Here we show you how to work on your picture or scan of a document to change it into typed text.

How does this work?

  • You picture needs to have a strong contrast (black text, white background), and a good resolution.
  • The OCR program scans the picture and uses glyph libraries to detect the characters. Those that are recognised are transformed into the corresponding character.
  • Dictionaries will be used to minimize errors. These compare the resulting words with existing words to determine the outcome and guess the words that were not fully recognized.
  • Some programs recognize bold, italic or custom fonts size.

Using OCR with GRAMPS

There is not a lot of OCR open sources programs, and those that exist mostly use the same backend. For Intelligent Word Recognition (IWR) or Intelligent Character Recognition (ICR), used for written certificates, they are even rarer.

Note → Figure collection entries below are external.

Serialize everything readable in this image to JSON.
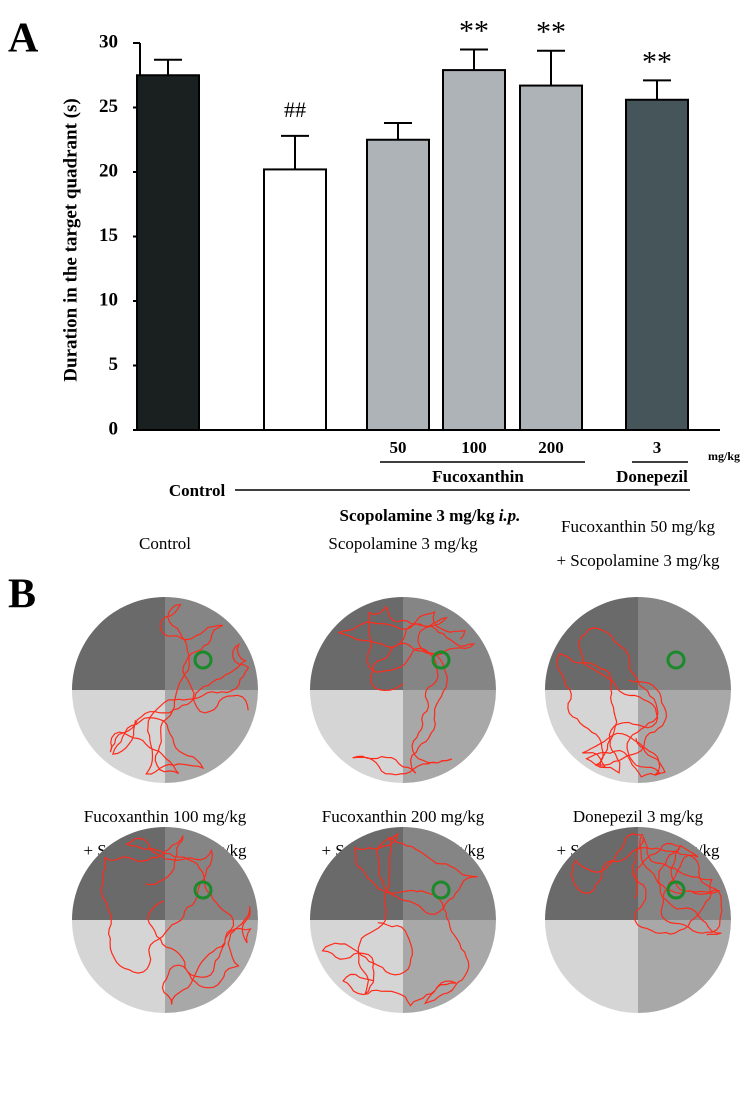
{
  "panel_a_label": "A",
  "panel_b_label": "B",
  "chart_data": {
    "type": "bar",
    "y_label": "Duration in the target quadrant (s)",
    "categories": [
      "Control",
      null,
      "50",
      "100",
      "200",
      "3"
    ],
    "values": [
      27.5,
      20.2,
      22.5,
      27.9,
      26.7,
      25.6
    ],
    "errors": [
      1.2,
      2.6,
      1.3,
      1.6,
      2.7,
      1.5
    ],
    "colors": [
      "#1a1f1f",
      "#ffffff",
      "#aeb3b7",
      "#aeb3b7",
      "#aeb3b7",
      "#46555a"
    ],
    "annotations": [
      null,
      "##",
      null,
      "**",
      "**",
      "**"
    ],
    "ylim": [
      0,
      30
    ],
    "yticks": [
      0,
      5,
      10,
      15,
      20,
      25,
      30
    ],
    "unit_label": "mg/kg",
    "group_labels": [
      "Fucoxanthin",
      "Donepezil"
    ],
    "scopolamine_label": [
      "Scopolamine 3 mg/kg ",
      "i.p."
    ]
  },
  "panel_b": {
    "captions": [
      [
        "Control"
      ],
      [
        "Scopolamine 3 mg/kg"
      ],
      [
        "Fucoxanthin 50 mg/kg",
        "+ Scopolamine 3 mg/kg"
      ],
      [
        "Fucoxanthin 100 mg/kg",
        "+ Scopolamine 3 mg/kg"
      ],
      [
        "Fucoxanthin 200 mg/kg",
        "+ Scopolamine 3 mg/kg"
      ],
      [
        "Donepezil 3 mg/kg",
        "+ Scopolamine 3 mg/kg"
      ]
    ]
  }
}
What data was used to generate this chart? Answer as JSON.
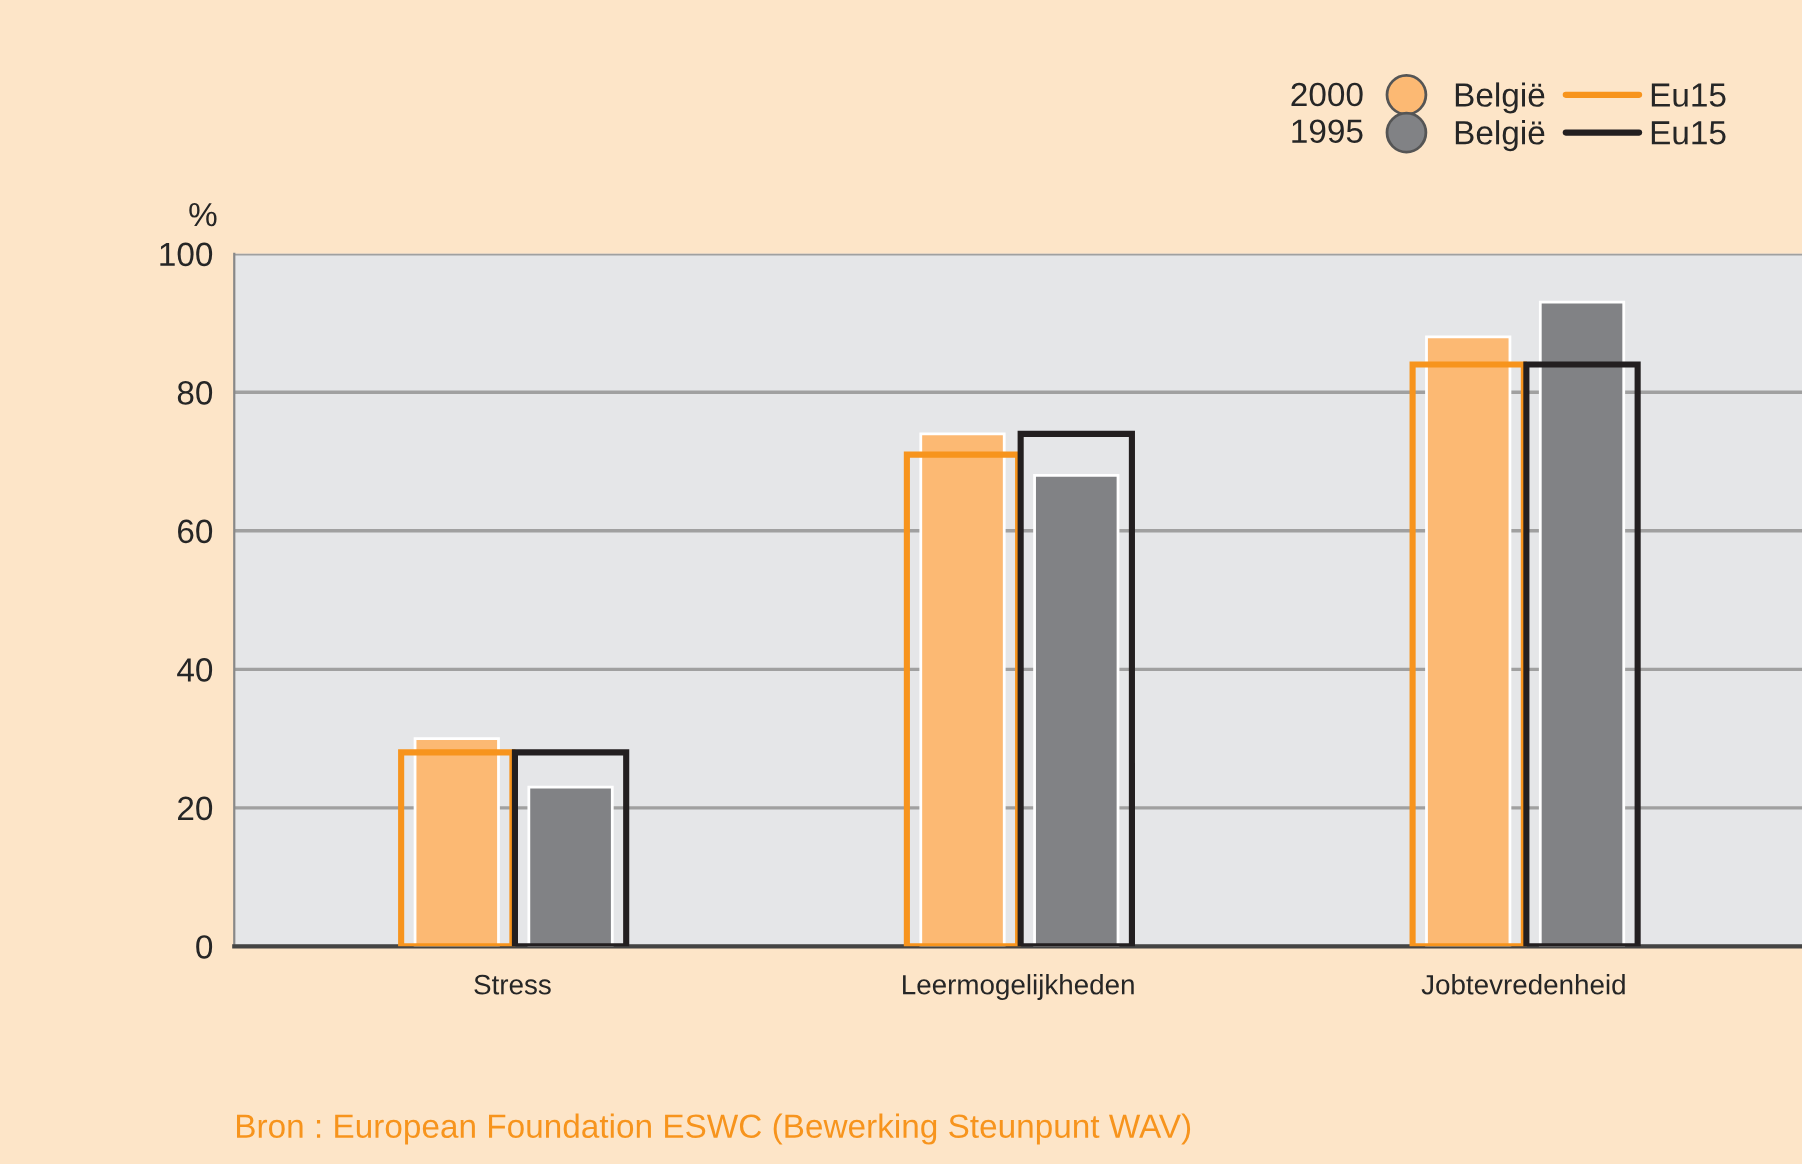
{
  "chart_data": {
    "type": "bar",
    "ylabel": "%",
    "categories": [
      "Stress",
      "Leermogelijkheden",
      "Jobtevredenheid"
    ],
    "series": [
      {
        "name": "België",
        "color": "#fcb973",
        "values": [
          30,
          74,
          88
        ]
      },
      {
        "name": "Eu15",
        "color": "#f7941d",
        "values": [
          28,
          71,
          84
        ]
      },
      {
        "name": "België",
        "color": "#818285",
        "values": [
          23,
          68,
          93
        ]
      },
      {
        "name": "Eu15",
        "color": "#231f20",
        "values": [
          28,
          74,
          84
        ]
      }
    ],
    "ylim": [
      0,
      100
    ],
    "yticks": [
      0,
      20,
      40,
      60,
      80,
      100
    ],
    "grid": "y",
    "legend": "top right",
    "annotations": [
      "2000",
      "1995",
      "Bron : European Foundation ESWC (Bewerking Steunpunt WAV)"
    ]
  }
}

You can use some of the programs alongside GRAMPS. For the backend tools, only command line tools are available (use -h for the options), but fortunately some GUI's have been made too:

  • Tesseract may be a good solution for english reader but it currently only recognizes US-ASCII characters ...
  • GOCR/JOCR is used by xsane and kooka. It can generate custom database characters from a picture with the command:
mkdir ./db
gocr -p ./db/ -m 130 -m 256 certificate.pnm
This will ask you of each new letter it recognizes what the value is (a,b,...), and will generate a new index (db.list) + portable-bitmap (pbm) for your letters. Each key entry on db.list is one of the .pbm files and is connected to your custom value (a, b, c ...)
This is however not very successfull on written text.
  • With Ocrad, you need to use pgm file format
  • People using KDE will probably know Kooka the standard KDE scanning tool with builtin OCR (using GOCR, Ocrad which are OSS, or the commercial KADMOS).
  • claraocr seems to be able to learn but I do not find any documentation. Also, need to use pgm or pbm file format.
  • Also, Conjecture is an OCR third party tool who incorporate both open sources programs code bases.

Example

I think the easiest would be to use kooka or xsane, scan an image and do OCR or importing an existing image into kooka and do OCR.